Ces trois acteurs associatifs reconnus et influents dans le domaine de l’eau en Guadeloupe ont détaillé les enjeux principaux du problème de l’accès à l’eau en Guadeloupe : coupures d’eau extrêmement régulières, état du réseau totalement délabré, qualité de l’eau gravement détériorée, eau polluée par différents produits chimiques, suspicions de corruption, un trop grand nombre d’acteurs en gestion, surfacturations démentielles même chez des habitants sans compteur… Les motifs de mécontenement sont nombreux sur la gestion de l’eau en Guadeloupe. Ils revendiquent tous une régie publique à personnalité morale à l’échelle de la Guadeloupe, dans lequel les représentants des usagers doivent être au conseil d’administration, au lieu du syndicat mixte proposé par la gouvernement et qui exclut les associations et les anciens gestionnaires en responsabilité. Ils souhaitent également que l’ensemble des canalisations soient refaites à neuf et que ce les investissements soient payés par l’Etat ou les anciens opérateurs privés qui ont laissé la situation se dégrader. Ils estiment à juste titre que les habitants ont déjà payé, via leurs factures d’eau, les investissements qui auraient dû auraient être réalisés (selon le principe de ‘“l’eau paye l’eau”) mais que ceux-ci n’ont jamais été faits. Ils s’estiment donc spoliés.
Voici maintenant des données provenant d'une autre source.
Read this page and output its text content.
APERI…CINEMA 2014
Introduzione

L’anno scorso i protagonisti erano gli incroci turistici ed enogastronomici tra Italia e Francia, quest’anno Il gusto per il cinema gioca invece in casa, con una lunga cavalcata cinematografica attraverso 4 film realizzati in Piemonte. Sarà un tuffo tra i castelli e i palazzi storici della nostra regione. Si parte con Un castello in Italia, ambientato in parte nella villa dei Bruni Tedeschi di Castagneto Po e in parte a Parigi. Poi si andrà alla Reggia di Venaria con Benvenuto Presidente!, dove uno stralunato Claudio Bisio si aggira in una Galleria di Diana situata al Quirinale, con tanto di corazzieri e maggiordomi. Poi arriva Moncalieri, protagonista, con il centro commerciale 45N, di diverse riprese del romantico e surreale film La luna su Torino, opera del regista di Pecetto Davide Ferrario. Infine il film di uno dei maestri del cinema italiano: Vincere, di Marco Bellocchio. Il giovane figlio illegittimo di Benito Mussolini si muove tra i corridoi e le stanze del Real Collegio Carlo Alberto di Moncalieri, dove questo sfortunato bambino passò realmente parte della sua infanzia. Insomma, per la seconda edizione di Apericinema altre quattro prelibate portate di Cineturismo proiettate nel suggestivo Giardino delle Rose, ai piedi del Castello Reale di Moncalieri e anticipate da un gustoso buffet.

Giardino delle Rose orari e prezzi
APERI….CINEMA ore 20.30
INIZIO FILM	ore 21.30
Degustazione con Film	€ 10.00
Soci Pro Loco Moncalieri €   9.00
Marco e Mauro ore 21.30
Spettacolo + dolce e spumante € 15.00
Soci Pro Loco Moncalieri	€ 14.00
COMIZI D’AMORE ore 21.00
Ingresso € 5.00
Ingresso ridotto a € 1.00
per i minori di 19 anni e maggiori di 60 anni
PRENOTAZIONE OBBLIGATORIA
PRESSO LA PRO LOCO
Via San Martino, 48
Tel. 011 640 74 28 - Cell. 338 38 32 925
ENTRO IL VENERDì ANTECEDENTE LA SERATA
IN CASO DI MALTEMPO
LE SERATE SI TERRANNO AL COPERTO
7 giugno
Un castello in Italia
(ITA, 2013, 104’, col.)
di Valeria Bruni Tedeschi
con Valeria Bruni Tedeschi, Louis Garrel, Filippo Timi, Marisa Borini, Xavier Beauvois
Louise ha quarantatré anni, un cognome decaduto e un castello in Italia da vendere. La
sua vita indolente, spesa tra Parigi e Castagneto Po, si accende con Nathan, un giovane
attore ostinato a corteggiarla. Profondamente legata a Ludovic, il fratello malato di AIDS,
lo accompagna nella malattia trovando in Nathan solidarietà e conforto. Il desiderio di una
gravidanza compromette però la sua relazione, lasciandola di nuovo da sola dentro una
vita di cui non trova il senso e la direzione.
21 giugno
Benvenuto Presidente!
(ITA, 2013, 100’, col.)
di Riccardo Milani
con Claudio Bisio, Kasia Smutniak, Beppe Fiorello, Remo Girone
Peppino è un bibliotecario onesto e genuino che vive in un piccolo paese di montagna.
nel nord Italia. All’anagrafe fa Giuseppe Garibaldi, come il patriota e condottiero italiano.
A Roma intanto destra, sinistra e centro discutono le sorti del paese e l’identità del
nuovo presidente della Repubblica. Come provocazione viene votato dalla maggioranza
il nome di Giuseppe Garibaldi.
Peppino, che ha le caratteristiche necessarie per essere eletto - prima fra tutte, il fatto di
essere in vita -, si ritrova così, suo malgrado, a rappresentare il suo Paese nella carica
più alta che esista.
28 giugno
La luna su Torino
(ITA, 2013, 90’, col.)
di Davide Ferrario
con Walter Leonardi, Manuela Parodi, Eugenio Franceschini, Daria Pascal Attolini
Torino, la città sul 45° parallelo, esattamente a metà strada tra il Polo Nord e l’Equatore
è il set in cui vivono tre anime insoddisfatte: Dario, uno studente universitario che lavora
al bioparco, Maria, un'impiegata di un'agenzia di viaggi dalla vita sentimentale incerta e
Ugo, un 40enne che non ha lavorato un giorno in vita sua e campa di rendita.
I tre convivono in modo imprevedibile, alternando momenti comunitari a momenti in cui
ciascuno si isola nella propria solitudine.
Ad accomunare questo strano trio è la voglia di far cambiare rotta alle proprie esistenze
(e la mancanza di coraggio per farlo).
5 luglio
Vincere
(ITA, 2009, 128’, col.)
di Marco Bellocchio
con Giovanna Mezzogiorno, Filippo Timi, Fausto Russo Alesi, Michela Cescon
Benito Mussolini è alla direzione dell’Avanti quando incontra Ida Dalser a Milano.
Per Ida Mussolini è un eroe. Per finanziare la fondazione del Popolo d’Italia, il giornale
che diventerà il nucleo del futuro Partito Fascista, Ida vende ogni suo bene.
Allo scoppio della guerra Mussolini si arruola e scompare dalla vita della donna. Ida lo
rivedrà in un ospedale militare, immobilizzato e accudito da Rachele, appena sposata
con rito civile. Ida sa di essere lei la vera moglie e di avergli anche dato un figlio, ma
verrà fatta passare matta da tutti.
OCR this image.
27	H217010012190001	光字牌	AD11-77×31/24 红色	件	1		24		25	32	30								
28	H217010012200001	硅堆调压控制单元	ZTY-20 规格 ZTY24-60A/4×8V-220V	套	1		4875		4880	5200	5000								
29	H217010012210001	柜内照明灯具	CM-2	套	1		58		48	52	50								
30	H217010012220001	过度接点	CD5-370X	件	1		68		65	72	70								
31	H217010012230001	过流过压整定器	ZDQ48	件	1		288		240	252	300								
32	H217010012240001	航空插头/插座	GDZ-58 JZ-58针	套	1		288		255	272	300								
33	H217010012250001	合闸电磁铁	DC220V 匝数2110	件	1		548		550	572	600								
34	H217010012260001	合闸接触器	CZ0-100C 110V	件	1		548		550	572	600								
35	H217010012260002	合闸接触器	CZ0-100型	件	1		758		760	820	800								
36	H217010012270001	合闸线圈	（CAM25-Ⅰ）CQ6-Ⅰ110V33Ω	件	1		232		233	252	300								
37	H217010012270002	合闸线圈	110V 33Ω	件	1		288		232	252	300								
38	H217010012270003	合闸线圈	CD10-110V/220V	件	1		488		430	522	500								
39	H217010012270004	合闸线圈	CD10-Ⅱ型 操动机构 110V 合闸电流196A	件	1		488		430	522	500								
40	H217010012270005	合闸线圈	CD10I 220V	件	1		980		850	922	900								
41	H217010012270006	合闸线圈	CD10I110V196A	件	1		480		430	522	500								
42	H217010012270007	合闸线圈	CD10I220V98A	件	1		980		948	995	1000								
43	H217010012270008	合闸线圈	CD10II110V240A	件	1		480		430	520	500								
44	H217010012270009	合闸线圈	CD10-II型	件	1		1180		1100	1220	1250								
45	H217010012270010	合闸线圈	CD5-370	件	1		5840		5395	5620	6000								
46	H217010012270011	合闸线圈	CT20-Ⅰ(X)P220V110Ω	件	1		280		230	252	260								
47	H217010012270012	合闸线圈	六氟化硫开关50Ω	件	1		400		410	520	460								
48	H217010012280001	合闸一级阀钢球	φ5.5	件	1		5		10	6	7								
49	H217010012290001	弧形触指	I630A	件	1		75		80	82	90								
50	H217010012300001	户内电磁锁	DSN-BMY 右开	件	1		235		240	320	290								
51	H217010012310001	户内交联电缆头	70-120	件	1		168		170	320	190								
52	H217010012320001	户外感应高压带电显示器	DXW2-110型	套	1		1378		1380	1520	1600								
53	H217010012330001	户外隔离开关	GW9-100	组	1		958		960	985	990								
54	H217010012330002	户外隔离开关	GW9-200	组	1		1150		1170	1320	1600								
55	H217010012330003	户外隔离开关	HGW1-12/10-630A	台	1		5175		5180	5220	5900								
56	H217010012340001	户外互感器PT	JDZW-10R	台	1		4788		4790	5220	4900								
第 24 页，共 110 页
Du point de vue de la qualité de l’eau, ils engagent ou soutiennent des actions en justice régulièrement, notamment au sujet de l’eau du robinet d’un hôpital où des matières fécakles ont été retrouvées.

L’eau est donc rarement potable. Leur méfiance envers les actions gouvernementales est importante, au vu des promesses non réalisées, mais ils ne manquent pas pour autant de faire des propositions complètes, évaluées sur le plan budgétaire des actions à entreprendre.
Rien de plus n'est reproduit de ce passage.